Another voice—young, shaking. "You said they wouldn't let this happen."

Silence.

Evin forced his eyes open.

The ceiling above him was not the cathedral's vaulted glory. This place was lower, darker. Unadorned stone. Utility over reverence. The saints had been replaced by cracks in the mortar.

A face leaned into view.

"Evin—Evin, don't move. Please."

Lysa.

Her hair was loose, eyes red, hands trembling as she hovered uselessly near him, afraid to touch what fire had ruined.

She'd been the only one to sit with him during orientation. The only one who hadn't laughed when his evaluation had failed.

"You came back," she whispered, relief breaking through terror. "I tried to stop them. I swear I did."

Evin's throat burned too badly to speak. He swallowed and tasted blood.

"Why…" The word barely made it out.

Lysa's eyes flicked away.

A third voice answered instead.

"You were deemed… non-essential."

A priest stood at the foot of the cot. No ornate robes. No gold trim. Just gray cloth and a symbol stitched in white over the heart—Administration.

"The examination chamber is not a place for disorder," the priest continued. "But conflict among the summoned is… inevitable."

Evin stared at him.

The priest met his gaze without flinching.

"The Church does not interfere unless doctrine is violated," he said calmly. "No doctrine was violated.

Lysa spun on him. "He was burned alive!"

The priest inclined his head. "He survived."

Evin laughed.

It came out broken, wet, half a cough. Pain flared in response, but he couldn't stop. The sound scraped something loose inside him—something brittle, something close to shattering.

Survived.

"Will he recover?" Lysa demanded.

The priest considered Evin like a damaged tool. "That depends. His body may heal. His usefulness is… uncertain."
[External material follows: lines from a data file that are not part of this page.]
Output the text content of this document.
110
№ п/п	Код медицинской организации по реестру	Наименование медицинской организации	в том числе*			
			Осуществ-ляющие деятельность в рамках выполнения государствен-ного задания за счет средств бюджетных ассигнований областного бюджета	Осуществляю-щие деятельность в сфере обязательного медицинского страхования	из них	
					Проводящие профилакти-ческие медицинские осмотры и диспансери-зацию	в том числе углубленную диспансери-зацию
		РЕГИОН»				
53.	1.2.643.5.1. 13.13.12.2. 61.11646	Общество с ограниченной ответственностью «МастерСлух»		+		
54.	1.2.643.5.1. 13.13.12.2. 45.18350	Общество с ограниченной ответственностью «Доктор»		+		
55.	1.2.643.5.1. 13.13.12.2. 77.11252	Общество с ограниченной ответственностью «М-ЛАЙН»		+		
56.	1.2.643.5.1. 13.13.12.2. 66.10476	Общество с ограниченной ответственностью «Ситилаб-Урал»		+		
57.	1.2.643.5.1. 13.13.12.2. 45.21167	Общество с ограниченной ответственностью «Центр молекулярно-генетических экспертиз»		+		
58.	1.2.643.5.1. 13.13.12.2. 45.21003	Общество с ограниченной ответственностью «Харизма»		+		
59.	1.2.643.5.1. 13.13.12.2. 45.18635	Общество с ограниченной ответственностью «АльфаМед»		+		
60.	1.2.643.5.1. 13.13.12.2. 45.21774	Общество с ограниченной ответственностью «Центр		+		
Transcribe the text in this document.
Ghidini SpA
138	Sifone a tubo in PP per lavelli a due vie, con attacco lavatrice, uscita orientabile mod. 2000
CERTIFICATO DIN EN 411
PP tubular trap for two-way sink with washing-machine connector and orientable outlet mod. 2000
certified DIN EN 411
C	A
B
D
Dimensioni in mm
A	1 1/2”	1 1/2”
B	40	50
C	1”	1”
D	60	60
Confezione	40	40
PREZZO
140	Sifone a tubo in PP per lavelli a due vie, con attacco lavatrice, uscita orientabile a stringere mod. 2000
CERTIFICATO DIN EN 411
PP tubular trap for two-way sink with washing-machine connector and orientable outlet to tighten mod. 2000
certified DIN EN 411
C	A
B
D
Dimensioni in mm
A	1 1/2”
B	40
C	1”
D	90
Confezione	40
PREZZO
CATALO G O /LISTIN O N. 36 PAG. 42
"Usefulness," Evin rasped.

The priest turned to him again. "You have been summoned into service. Ability or no, your life no longer belongs solely to you."

Something shifted.

Not in the room.

In Evin.

Back home, pain had been temporary. Injustice had an end. There had been teachers, rules, consequences—even if they came too late.

Here, the truth was clean and cold:

This was not cruelty.

This was policy.

The priest gestured to the attendants. "Keep him alive. If he regains mobility, he'll be reassigned."

"Reassigned to what?" Lysa asked.

The priest paused at the door.

"Support labor. Cleansing detail. Or testing."

The door closed.

The sound echoed longer than it should have.

Lysa sank onto the floor beside Evin's cot, hands pressed to her mouth. "I'm so sorry," she whispered. "I thought if I stayed quiet, if I didn't draw attention—"

"It's not you," Evin said. The words hurt, but he meant them.

She shook her head. "They're watching. They'll watch everything now."

Evin stared at the ceiling.

His body throbbed in time with his heart. Each beat reminded him he was still here—still breathing in a place that had already decided he did not matter.

"What about Kade?" he asked.

Lysa stiffened. "They praised him."

Of course they did.

"He showed 'initiative,'" she continued bitterly. "They said conflict sharpens the faithful."

Evin closed his eyes.

Behind his lids, fire bloomed again. Not the chaotic blaze Kade had wielded—but something darker. Quieter. An image of ash drifting downward, settling, refusing to disappear.

"I don't want to be here," he whispered.

Lysa leaned closer. "Then survive," she said fiercely. "Whatever that takes. Just… don't disappear."

Evin did not answer.

Because somewhere beneath the pain, beneath the fear, beneath the suffocating weight of holy stone—

Something listened.

Not a god.

Not yet.

But something patient.

And for the first time since the summoning, the silence did not feel empty.